OK, enough negatives. What about the positive side of guns in purses?

Here are some of the positive arguments:

A purse can be more accessible when out on the street in cold or rainy weather. His hip holster under a long coat buttoned or belted against the wind is virtually unreachable. All she has to do, regardless of the weather or temperature, is swing her purse into position to draw.

A purse is extremely concealable. Because holster purses are made with a special gun compartment that is separate from the purse’s other contents, and sealed with a generous amount of Velcro, the changes of accidentally flashing your gun are virtually nil.

A purse is easy to use with a wide variety of clothing. This advantage cannot be overstated, because most women don’t wear the same kind of clothing day in and day out.
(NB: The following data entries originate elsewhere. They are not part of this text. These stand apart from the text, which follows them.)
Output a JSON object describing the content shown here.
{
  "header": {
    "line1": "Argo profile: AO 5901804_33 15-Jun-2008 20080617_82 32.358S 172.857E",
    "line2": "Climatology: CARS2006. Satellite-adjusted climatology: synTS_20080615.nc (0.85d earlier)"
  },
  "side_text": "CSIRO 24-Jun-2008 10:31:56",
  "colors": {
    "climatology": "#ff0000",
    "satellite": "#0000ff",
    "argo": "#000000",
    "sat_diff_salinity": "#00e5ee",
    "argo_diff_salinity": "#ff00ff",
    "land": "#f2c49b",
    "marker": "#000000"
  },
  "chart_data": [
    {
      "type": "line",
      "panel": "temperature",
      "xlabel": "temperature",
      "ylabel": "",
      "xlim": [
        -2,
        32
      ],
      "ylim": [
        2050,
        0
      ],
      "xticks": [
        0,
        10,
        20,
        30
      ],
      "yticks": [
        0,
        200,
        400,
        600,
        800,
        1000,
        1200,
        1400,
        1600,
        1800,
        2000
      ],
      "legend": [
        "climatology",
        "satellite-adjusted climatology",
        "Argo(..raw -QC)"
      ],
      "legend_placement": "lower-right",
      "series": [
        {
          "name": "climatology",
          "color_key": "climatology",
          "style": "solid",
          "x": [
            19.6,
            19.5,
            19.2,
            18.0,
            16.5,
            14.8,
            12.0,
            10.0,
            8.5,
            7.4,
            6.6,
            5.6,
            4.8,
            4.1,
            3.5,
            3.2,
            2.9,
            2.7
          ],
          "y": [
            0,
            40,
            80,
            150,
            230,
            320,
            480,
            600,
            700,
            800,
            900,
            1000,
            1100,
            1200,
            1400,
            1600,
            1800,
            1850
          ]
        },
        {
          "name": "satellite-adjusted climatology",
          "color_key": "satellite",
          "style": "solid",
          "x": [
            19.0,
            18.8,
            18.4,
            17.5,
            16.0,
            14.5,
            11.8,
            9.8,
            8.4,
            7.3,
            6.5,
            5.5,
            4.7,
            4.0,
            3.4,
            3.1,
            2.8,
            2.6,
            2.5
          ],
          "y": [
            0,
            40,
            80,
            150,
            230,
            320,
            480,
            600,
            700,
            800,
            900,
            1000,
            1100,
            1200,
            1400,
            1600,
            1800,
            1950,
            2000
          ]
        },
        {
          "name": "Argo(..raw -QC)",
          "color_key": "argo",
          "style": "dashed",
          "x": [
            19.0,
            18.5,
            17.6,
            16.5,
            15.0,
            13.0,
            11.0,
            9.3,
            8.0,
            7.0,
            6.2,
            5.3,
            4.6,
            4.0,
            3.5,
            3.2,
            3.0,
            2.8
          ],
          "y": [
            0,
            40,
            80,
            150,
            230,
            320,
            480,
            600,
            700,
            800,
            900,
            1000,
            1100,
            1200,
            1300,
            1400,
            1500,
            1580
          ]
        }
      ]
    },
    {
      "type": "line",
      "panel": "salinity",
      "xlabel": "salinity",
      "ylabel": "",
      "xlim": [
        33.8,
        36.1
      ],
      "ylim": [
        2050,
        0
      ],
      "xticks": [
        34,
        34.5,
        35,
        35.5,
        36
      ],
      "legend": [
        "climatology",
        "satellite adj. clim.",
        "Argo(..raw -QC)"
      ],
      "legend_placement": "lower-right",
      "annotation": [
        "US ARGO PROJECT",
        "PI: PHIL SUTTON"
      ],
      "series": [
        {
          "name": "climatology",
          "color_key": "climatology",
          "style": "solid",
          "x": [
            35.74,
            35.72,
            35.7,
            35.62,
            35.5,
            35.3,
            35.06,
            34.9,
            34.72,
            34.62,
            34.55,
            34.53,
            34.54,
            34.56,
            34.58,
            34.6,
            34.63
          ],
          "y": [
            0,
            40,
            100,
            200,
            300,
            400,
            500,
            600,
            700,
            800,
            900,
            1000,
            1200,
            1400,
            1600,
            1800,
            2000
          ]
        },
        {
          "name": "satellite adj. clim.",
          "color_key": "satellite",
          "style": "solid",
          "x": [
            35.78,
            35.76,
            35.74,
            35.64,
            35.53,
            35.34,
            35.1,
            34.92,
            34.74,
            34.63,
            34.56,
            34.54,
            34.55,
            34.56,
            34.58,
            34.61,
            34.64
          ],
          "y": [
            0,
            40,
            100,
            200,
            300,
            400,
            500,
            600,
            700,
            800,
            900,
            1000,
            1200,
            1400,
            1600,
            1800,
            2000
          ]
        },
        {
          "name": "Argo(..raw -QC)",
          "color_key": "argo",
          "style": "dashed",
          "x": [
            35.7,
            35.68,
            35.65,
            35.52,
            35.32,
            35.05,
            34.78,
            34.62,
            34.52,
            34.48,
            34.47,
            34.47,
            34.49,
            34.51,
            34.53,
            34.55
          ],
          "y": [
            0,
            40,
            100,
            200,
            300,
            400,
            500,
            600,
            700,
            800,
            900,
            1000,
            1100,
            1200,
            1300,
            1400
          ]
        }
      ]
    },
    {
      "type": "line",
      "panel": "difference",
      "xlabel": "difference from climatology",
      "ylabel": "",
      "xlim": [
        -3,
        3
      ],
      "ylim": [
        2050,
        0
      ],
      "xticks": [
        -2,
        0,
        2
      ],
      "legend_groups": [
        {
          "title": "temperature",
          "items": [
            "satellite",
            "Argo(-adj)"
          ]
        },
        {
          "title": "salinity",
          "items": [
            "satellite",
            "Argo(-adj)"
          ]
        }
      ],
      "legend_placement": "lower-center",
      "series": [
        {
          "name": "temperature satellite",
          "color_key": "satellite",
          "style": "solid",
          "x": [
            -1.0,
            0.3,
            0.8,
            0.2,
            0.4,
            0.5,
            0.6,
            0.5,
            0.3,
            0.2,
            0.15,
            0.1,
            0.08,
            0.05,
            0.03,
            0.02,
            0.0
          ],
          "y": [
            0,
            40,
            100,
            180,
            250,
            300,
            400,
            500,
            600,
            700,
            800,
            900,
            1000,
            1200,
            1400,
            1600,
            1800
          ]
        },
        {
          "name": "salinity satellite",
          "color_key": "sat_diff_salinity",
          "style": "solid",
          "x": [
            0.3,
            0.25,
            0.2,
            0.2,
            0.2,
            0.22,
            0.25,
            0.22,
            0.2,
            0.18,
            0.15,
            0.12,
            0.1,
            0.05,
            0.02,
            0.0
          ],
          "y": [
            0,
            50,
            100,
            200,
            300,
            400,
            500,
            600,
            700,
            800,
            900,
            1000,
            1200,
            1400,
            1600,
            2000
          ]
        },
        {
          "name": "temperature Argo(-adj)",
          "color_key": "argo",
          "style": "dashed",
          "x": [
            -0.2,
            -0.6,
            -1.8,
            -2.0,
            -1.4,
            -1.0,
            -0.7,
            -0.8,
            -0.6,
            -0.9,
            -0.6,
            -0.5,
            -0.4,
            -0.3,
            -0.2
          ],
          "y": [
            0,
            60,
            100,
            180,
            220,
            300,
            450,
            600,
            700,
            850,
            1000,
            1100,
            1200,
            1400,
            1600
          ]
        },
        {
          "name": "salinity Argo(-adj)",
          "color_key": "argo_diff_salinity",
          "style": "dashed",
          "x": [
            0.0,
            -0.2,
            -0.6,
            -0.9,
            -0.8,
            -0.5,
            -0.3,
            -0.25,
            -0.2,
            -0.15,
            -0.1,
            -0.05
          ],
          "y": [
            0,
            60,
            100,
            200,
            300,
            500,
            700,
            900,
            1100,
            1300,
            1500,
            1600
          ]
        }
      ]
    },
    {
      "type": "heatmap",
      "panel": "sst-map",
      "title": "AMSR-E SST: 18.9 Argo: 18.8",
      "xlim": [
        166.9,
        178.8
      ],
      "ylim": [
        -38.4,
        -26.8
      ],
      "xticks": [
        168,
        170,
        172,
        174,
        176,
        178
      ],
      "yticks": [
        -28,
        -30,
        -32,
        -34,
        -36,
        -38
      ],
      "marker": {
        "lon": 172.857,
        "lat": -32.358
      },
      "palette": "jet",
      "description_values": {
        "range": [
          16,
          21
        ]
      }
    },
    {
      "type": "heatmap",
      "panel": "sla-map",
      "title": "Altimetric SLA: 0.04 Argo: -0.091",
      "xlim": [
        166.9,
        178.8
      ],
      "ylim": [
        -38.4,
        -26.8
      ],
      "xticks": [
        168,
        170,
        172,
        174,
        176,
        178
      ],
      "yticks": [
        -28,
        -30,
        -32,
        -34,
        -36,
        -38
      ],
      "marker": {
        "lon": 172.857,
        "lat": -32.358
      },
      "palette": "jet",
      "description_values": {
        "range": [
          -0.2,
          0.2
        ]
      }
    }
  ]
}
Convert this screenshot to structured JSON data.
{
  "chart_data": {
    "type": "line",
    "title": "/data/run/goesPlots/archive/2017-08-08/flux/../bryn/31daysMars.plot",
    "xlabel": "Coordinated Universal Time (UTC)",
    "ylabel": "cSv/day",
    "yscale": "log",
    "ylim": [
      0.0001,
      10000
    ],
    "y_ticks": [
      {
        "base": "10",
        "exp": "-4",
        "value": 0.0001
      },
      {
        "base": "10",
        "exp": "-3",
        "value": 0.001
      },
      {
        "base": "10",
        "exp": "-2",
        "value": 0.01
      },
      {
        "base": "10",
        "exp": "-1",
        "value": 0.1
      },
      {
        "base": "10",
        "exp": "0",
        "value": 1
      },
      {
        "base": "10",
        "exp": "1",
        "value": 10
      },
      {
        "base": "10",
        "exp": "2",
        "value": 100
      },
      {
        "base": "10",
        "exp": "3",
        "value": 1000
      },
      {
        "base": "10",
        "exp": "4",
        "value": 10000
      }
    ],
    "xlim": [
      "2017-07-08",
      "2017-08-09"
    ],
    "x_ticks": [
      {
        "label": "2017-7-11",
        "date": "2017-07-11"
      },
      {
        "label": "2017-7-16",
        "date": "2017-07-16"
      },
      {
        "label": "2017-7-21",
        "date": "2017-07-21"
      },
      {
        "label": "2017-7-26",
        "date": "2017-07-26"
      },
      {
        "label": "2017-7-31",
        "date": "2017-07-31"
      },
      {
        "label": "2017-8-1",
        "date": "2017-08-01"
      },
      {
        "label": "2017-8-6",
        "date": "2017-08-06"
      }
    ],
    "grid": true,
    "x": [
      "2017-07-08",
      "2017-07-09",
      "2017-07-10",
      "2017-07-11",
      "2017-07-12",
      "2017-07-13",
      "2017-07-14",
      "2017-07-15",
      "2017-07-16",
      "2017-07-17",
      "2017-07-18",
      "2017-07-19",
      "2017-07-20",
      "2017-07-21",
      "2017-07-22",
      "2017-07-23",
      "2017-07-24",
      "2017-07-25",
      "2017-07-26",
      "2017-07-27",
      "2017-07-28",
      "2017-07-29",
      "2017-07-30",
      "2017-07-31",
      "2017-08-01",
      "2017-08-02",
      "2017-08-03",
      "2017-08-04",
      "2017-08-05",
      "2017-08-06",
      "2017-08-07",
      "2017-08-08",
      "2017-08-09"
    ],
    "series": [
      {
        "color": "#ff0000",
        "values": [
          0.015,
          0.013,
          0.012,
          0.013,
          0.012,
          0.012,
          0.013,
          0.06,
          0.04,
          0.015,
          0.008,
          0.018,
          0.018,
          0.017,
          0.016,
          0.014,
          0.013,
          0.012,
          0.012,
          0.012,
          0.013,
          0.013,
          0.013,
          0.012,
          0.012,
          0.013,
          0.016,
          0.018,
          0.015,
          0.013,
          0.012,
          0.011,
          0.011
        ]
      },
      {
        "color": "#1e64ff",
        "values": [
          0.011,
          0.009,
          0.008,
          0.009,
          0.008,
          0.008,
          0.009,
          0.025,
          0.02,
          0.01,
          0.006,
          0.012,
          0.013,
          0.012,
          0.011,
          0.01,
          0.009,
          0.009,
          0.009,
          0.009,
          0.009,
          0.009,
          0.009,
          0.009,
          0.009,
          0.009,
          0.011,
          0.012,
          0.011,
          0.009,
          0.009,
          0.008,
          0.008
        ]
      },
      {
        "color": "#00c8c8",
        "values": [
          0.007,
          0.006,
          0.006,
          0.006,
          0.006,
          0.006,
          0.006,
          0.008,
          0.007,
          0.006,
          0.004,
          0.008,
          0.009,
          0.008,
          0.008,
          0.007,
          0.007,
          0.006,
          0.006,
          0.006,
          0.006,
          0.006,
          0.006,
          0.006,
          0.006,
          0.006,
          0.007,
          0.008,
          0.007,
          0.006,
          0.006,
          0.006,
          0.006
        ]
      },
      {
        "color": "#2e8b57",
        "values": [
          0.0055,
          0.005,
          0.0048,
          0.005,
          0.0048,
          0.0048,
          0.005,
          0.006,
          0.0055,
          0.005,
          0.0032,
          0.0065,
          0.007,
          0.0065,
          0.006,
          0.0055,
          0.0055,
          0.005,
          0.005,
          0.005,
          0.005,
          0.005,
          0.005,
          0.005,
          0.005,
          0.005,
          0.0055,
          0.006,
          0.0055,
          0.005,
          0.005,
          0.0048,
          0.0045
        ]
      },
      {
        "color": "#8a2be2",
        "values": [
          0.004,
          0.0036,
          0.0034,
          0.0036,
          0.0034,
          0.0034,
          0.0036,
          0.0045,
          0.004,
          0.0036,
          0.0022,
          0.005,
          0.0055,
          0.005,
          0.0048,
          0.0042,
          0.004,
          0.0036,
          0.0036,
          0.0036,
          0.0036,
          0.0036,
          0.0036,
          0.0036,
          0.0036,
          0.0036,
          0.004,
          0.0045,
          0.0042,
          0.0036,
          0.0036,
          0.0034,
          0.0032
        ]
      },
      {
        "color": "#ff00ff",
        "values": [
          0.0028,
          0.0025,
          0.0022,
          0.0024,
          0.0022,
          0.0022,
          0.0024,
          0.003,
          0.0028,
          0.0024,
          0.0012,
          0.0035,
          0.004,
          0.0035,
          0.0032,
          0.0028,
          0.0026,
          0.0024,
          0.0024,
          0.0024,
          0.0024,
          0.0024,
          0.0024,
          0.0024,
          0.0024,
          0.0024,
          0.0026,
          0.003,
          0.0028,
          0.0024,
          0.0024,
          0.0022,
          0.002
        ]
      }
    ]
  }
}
Men can wear pants with a belt, and a jacket virtually all the time — whether it is jeans and a work shirt over a T-shirt or a suit and tie.

I’d like to see just one of those men cope, just for a few weeks, with the difficulties most women have with concealed carry.

Give him padded hips, so that the butt of his favorite carry gun digs painfully into his ribs whenever he sits down.

Give him a wardrobe full of clothes with no belts at all, or with soft, thin belts that could never support a holster. Give him a budget that doesn’t permit replacing that wardrobe all at once with clothes that are more gun-friendly.

Give him little children who must be picked up, held close, and cuddled frequently.

Give him an easily-strained lower back that can’t take the pressure of a fanny pack or a midriff holster.

Then see how he solves the concealed carry dilemma.

A lot of women are solving it for themselves, with the help of a lot of companies that make holster purses. Most of them advertise in this magazine. Be aware of the pros and cons. Match your mode of carry to your personal priorities. Then, if a holster purse makes the difference for you between carrying your gun and leaving it at home, you have my enthusiastic support for in-purse carry.